The fault in the philosophy to which I have referred lies in the fact that while government is each day in control of those then living, it really belongs to generations rather than to individuals. As one generation passes off the stage another comes on; therefore, there is no reason why this government should ever be weaker or worse than it is now unless our people decline in virtue, intelligence and patriotism. It should grow better as the people improve.
In the verse quoted we find that the enduring government—the government of Christ—is to rest on justice. And so, our government must rest on justice if it is to endure. But what is justice? We are familiar with this word but how shall it be interpreted in governmental terms? Christ furnished the solution—He presented a scheme of Universal Brotherhood in which justice will be possible.
To show how important this doctrine of brotherhood is, let us consider for a moment the alternative relationship.
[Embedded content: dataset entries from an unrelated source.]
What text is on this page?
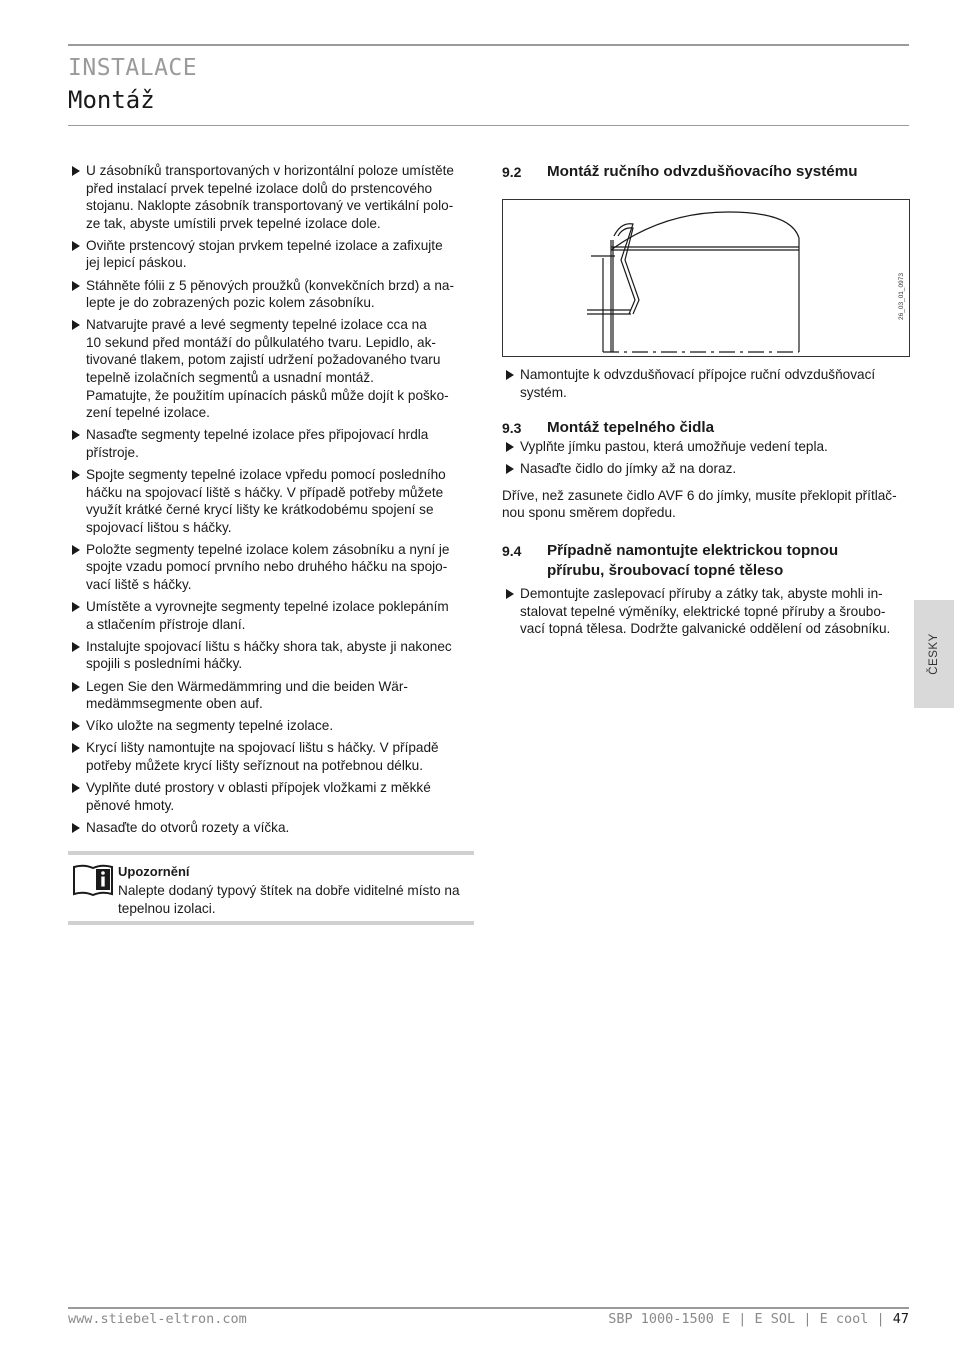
INSTALACE
Montáž
U zásobníků transportovaných v horizontální poloze umístěte
před instalací prvek tepelné izolace dolů do prstencového
stojanu. Naklopte zásobník transportovaný ve vertikální polo-
ze tak, abyste umístili prvek tepelné izolace dole.
Oviňte prstencový stojan prvkem tepelné izolace a zafixujte
jej lepicí páskou.
Stáhněte fólii z 5 pěnových proužků (konvekčních brzd) a na-
lepte je do zobrazených pozic kolem zásobníku.
Natvarujte pravé a levé segmenty tepelné izolace cca na
10 sekund před montáží do půlkulatého tvaru. Lepidlo, ak-
tivované tlakem, potom zajistí udržení požadovaného tvaru
tepelně izolačních segmentů a usnadní montáž.
Pamatujte, že použitím upínacích pásků může dojít k poško-
zení tepelné izolace.
Nasaďte segmenty tepelné izolace přes připojovací hrdla
přístroje.
Spojte segmenty tepelné izolace vpředu pomocí posledního
háčku na spojovací liště s háčky. V případě potřeby můžete
využít krátké černé krycí lišty ke krátkodobému spojení se
spojovací lištou s háčky.
Položte segmenty tepelné izolace kolem zásobníku a nyní je
spojte vzadu pomocí prvního nebo druhého háčku na spojo-
vací liště s háčky.
Umístěte a vyrovnejte segmenty tepelné izolace poklepáním
a stlačením přístroje dlaní.
Instalujte spojovací lištu s háčky shora tak, abyste ji nakonec
spojili s posledními háčky.
Legen Sie den Wärmedämmring und die beiden Wär-
medämmsegmente oben auf.
Víko uložte na segmenty tepelné izolace.
Krycí lišty namontujte na spojovací lištu s háčky. V případě
potřeby můžete krycí lišty seříznout na potřebnou délku.
Vyplňte duté prostory v oblasti přípojek vložkami z měkké
pěnové hmoty.
Nasaďte do otvorů rozety a víčka.
Upozornění
Nalepte dodaný typový štítek na dobře viditelné místo na
tepelnou izolaci.
9.2 Montáž ručního odvzdušňovacího systému
26_03_01_0973
Namontujte k odvzdušňovací přípojce ruční odvzdušňovací
systém.
9.3 Montáž tepelného čidla
Vyplňte jímku pastou, která umožňuje vedení tepla.
Nasaďte čidlo do jímky až na doraz.

Dříve, než zasunete čidlo AVF 6 do jímky, musíte překlopit přítlač-
nou sponu směrem dopředu.

9.4 Případně namontujte elektrickou topnou
přírubu, šroubovací topné těleso
Demontujte zaslepovací příruby a zátky tak, abyste mohli in-
stalovat tepelné výměníky, elektrické topné příruby a šroubo-
vací topná tělesa. Dodržte galvanické oddělení od zásobníku.
ČESKY
www.stiebel-eltron.com	SBP 1000-1500 E | E SOL | E cool | 47
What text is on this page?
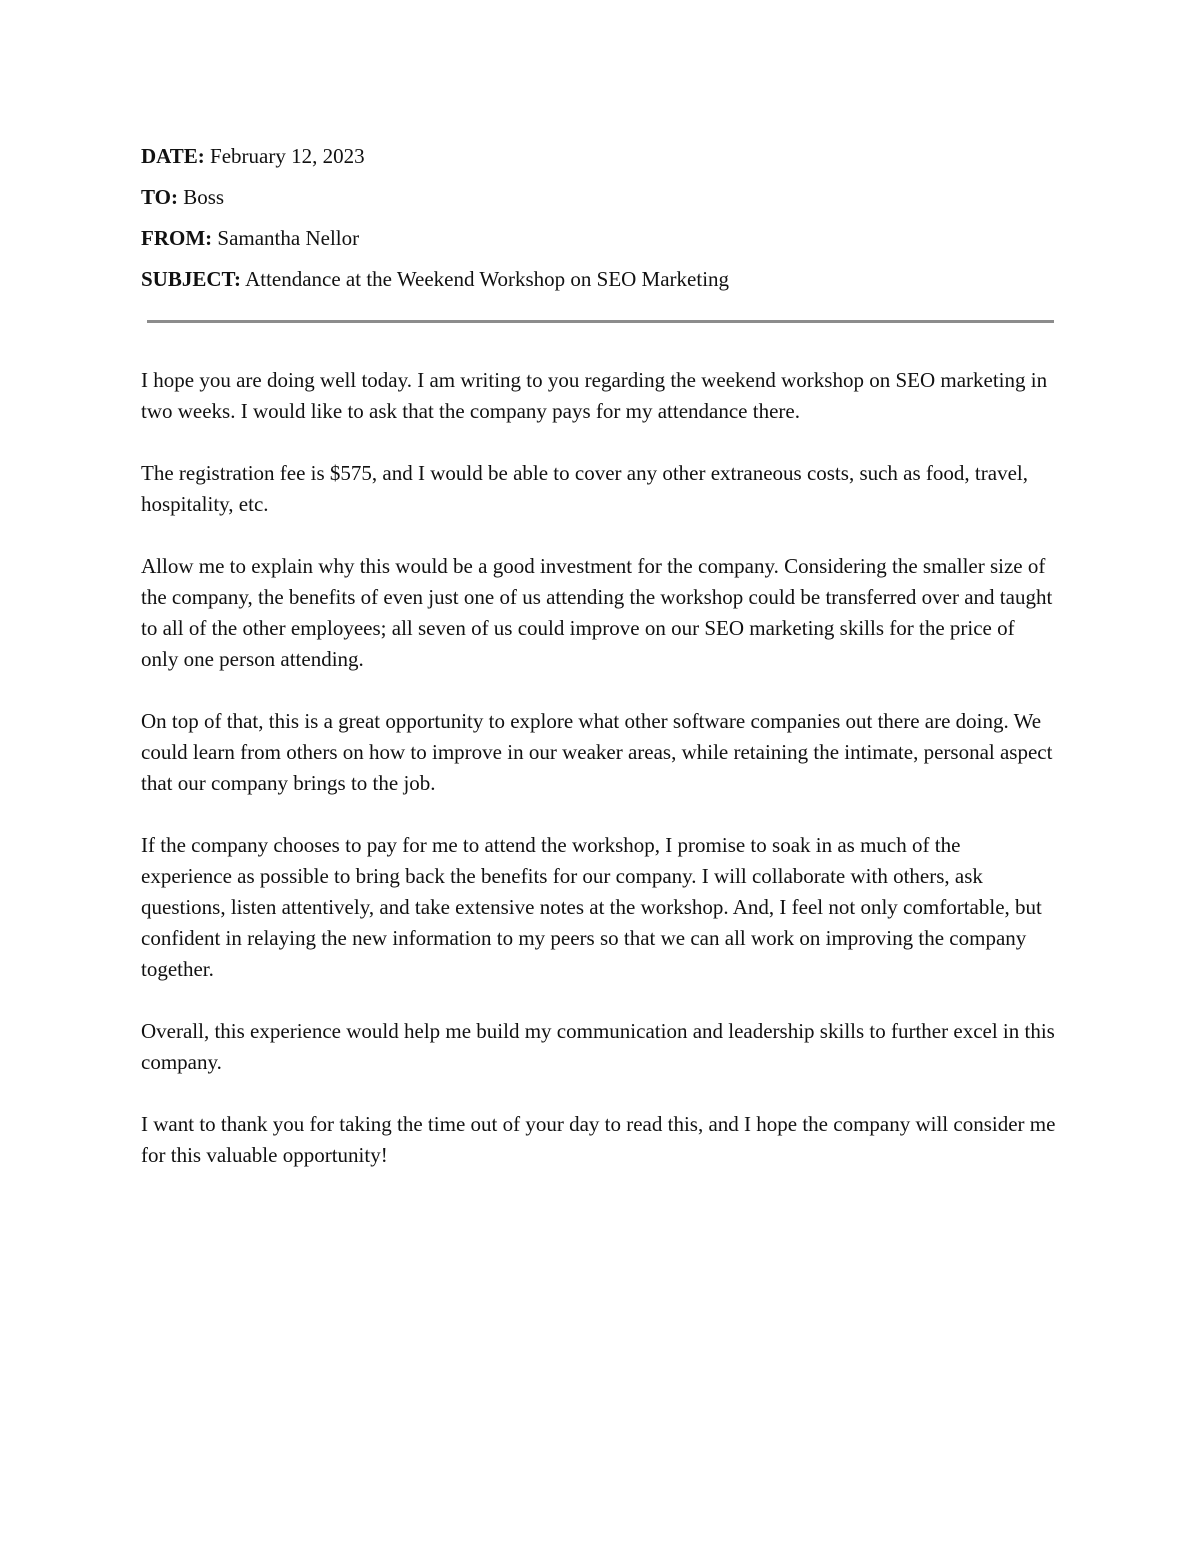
DATE: February 12, 2023
TO: Boss
FROM: Samantha Nellor
SUBJECT: Attendance at the Weekend Workshop on SEO Marketing

I hope you are doing well today. I am writing to you regarding the weekend workshop on SEO marketing in two weeks. I would like to ask that the company pays for my attendance there.

The registration fee is $575, and I would be able to cover any other extraneous costs, such as food, travel, hospitality, etc.

Allow me to explain why this would be a good investment for the company. Considering the smaller size of the company, the benefits of even just one of us attending the workshop could be transferred over and taught to all of the other employees; all seven of us could improve on our SEO marketing skills for the price of only one person attending.

On top of that, this is a great opportunity to explore what other software companies out there are doing. We could learn from others on how to improve in our weaker areas, while retaining the intimate, personal aspect that our company brings to the job.

If the company chooses to pay for me to attend the workshop, I promise to soak in as much of the experience as possible to bring back the benefits for our company. I will collaborate with others, ask questions, listen attentively, and take extensive notes at the workshop. And, I feel not only comfortable, but confident in relaying the new information to my peers so that we can all work on improving the company together.

Overall, this experience would help me build my communication and leadership skills to further excel in this company.

I want to thank you for taking the time out of your day to read this, and I hope the company will consider me for this valuable opportunity!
There are but two attitudes that one can assume in regard to his fellowmen—the attitude of brother and the attitude of the brute; there is no middle ground.
This is the choice that each human being must make—a choice as distinct and fundamental as the choice between God and Baal; and it is a choice not unlike that.
One may be a very weak brother or a very feeble brute, but each person is, consciously or unconsciously, controlled by the sympathetic spirit of brotherhood or he hunts for spoil with the savage hunger of a beast of prey.